The Museum's original collections were those transferred to it when it was set up by the former Rutland County Council in 1967. These were the rural life collection of E. G. Bolton from Casterton Secondary Modern School and the mainly archaeological collection from Oakham School. Over the years the Museum has grown and it now has an extensive rural life collection which includes farm tools, tractors, wagons and a wide range of rural tradesmen's tools. In addition it also houses domestic and social history items, along with a large collection of archaeological material from around Rutland.

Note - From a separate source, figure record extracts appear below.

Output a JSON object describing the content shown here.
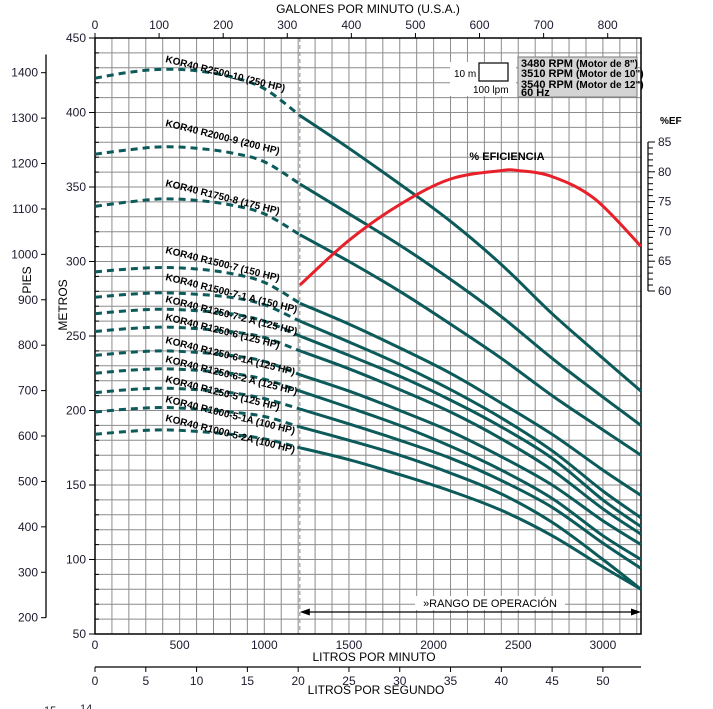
{
  "chart_data": {
    "type": "line",
    "title": "",
    "top_axis": {
      "label": "GALONES POR MINUTO (U.S.A.)",
      "ticks": [
        0,
        100,
        200,
        300,
        400,
        500,
        600,
        700,
        800
      ]
    },
    "bottom_axis_lpm": {
      "label": "LITROS POR MINUTO",
      "ticks": [
        0,
        500,
        1000,
        1500,
        2000,
        2500,
        3000
      ],
      "range": [
        0,
        3225
      ]
    },
    "bottom_axis_lps": {
      "label": "LITROS POR SEGUNDO",
      "ticks": [
        0,
        5,
        10,
        15,
        20,
        25,
        30,
        35,
        40,
        45,
        50
      ]
    },
    "left_axis_m": {
      "label": "METROS",
      "ticks": [
        50,
        100,
        150,
        200,
        250,
        300,
        350,
        400,
        450
      ],
      "range": [
        50,
        450
      ]
    },
    "left_axis_ft": {
      "label": "PIES",
      "ticks": [
        200,
        300,
        400,
        500,
        600,
        700,
        800,
        900,
        1000,
        1100,
        1200,
        1300,
        1400
      ]
    },
    "right_axis_eff": {
      "label": "%EF",
      "ticks": [
        60,
        65,
        70,
        75,
        80,
        85
      ],
      "range": [
        60,
        85
      ]
    },
    "grid": true,
    "operating_range": {
      "label": "»RANGO DE OPERACIÓN",
      "start_lpm": 1210,
      "end_lpm": 3225
    },
    "scale_box": {
      "height_label": "10 m",
      "width_label": "100 lpm"
    },
    "legend": {
      "lines": [
        {
          "bold": "3480 RPM",
          "normal": "(Motor de 8\")"
        },
        {
          "bold": "3510 RPM",
          "normal": "(Motor de 10\")"
        },
        {
          "bold": "3540 RPM",
          "normal": "(Motor de 12\")"
        },
        {
          "bold": "60 Hz",
          "normal": ""
        }
      ]
    },
    "efficiency": {
      "label": "% EFICIENCIA",
      "x_lpm": [
        1210,
        1500,
        1800,
        2100,
        2400,
        2500,
        2700,
        2950,
        3225
      ],
      "values": [
        61,
        68.5,
        74.5,
        78.8,
        80.2,
        80.2,
        79.2,
        75.5,
        67.5
      ]
    },
    "x_lpm": [
      0,
      200,
      400,
      600,
      800,
      1000,
      1210,
      1500,
      1800,
      2100,
      2400,
      2700,
      3000,
      3225
    ],
    "series": [
      {
        "name": "KOR40 R2500-10 (250 HP)",
        "values": [
          423,
          427,
          429,
          428,
          424,
          416,
          398,
          376,
          352,
          327,
          298,
          265,
          235,
          213
        ]
      },
      {
        "name": "KOR40 R2000-9 (200 HP)",
        "values": [
          372,
          375,
          377,
          376,
          373,
          367,
          352,
          332,
          311,
          288,
          263,
          235,
          209,
          190
        ]
      },
      {
        "name": "KOR40 R1750-8 (175 HP)",
        "values": [
          337,
          340,
          342,
          341,
          338,
          332,
          318,
          300,
          280,
          258,
          235,
          210,
          187,
          170
        ]
      },
      {
        "name": "KOR40 R1500-7  (150 HP)",
        "values": [
          293,
          295,
          296,
          295,
          292,
          286,
          272,
          258,
          242,
          225,
          205,
          184,
          160,
          143
        ]
      },
      {
        "name": "KOR40 R1500-7-1 A (150 HP)",
        "values": [
          276,
          278,
          279,
          278,
          276,
          271,
          260,
          246,
          231,
          214,
          195,
          173,
          146,
          128
        ]
      },
      {
        "name": "KOR40 R1250-7-2 A (125 HP)",
        "values": [
          265,
          267,
          268,
          267,
          265,
          260,
          250,
          237,
          223,
          207,
          189,
          168,
          140,
          122
        ]
      },
      {
        "name": "KOR40 R1250-6 (125 HP)",
        "values": [
          253,
          255,
          256,
          255,
          253,
          249,
          240,
          228,
          214,
          199,
          181,
          160,
          134,
          117
        ]
      },
      {
        "name": "KOR40 R1250-6-1A (125 HP)",
        "values": [
          237,
          239,
          240,
          239,
          237,
          233,
          224,
          213,
          200,
          186,
          169,
          150,
          126,
          110
        ]
      },
      {
        "name": "KOR40 R1250-6-2 A  (125 HP)",
        "values": [
          225,
          227,
          228,
          227,
          225,
          221,
          213,
          202,
          190,
          176,
          160,
          141,
          116,
          100
        ]
      },
      {
        "name": "KOR40 R1250-5 (125 HP)",
        "values": [
          212,
          214,
          215,
          214,
          212,
          208,
          201,
          191,
          180,
          168,
          153,
          135,
          111,
          94
        ]
      },
      {
        "name": "KOR40 R1000-5-1A (100 HP)",
        "values": [
          199,
          201,
          202,
          201,
          199,
          196,
          189,
          180,
          170,
          158,
          144,
          125,
          100,
          80
        ]
      },
      {
        "name": "KOR40 R1000-5-2A (100 HP)",
        "values": [
          184,
          186,
          187,
          186,
          184,
          181,
          175,
          167,
          157,
          146,
          133,
          116,
          95,
          80
        ]
      }
    ],
    "labels_under_chart": [
      "15",
      "14"
    ]
  }
}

One of the more thought-provoking items on display is the New Drop Gallows. It is thought to be the only surviving gallows of its type in the UK. The gallows were portable and were set up at the front of Oakham Gaol when needed. The gallows was first used in 1813 to hang two burglars. The New Drop design was not to be very effective as the drop was too short to break the neck cleanly. According to the museum’s curator, the framework, built of Baltic pine, forms the only surviving example of a portable “New Drop” gallows in the United Kingdom.

The Museum has one of the oldest surviving box wagons in the country. Built in Lincolnshire and used on a farm in Preston, Rutland it dates from 1755–1795 and is unusual due to its wooden axles.

One of the smaller items on display includes the Brooke Reliquary. This small enamelled casket dates from the 13th century and originates from the workshops in Limoges, France and is believed to have held the relics of a saint. The reliquary was discovered in c.1805, after years of being concealed on the site of Brooke Priory, when building work was carried out in the cellar of Priory House. The reliquary is decorated with Limoges enamel work in shades of blue, red, yellow and green with images of Christ with two apostles or saints. The robes on the saints are engraved on copper plates which were originally gilded, but this has now worn away.

==Local Studies Collection==
The Local Studies collection was moved from Oakham Library to the museum in 2010 and comprises a large collection of materials and resources on Rutland and the surrounding villages. It includes census records for Rutland, photographs of local villages, the Jack Hart postcard collection, Ordnance Survey maps of Rutland, editions of local newspapers and offers access to ancestry.co.uk (library edition). The collection also contains a wide range of reference books.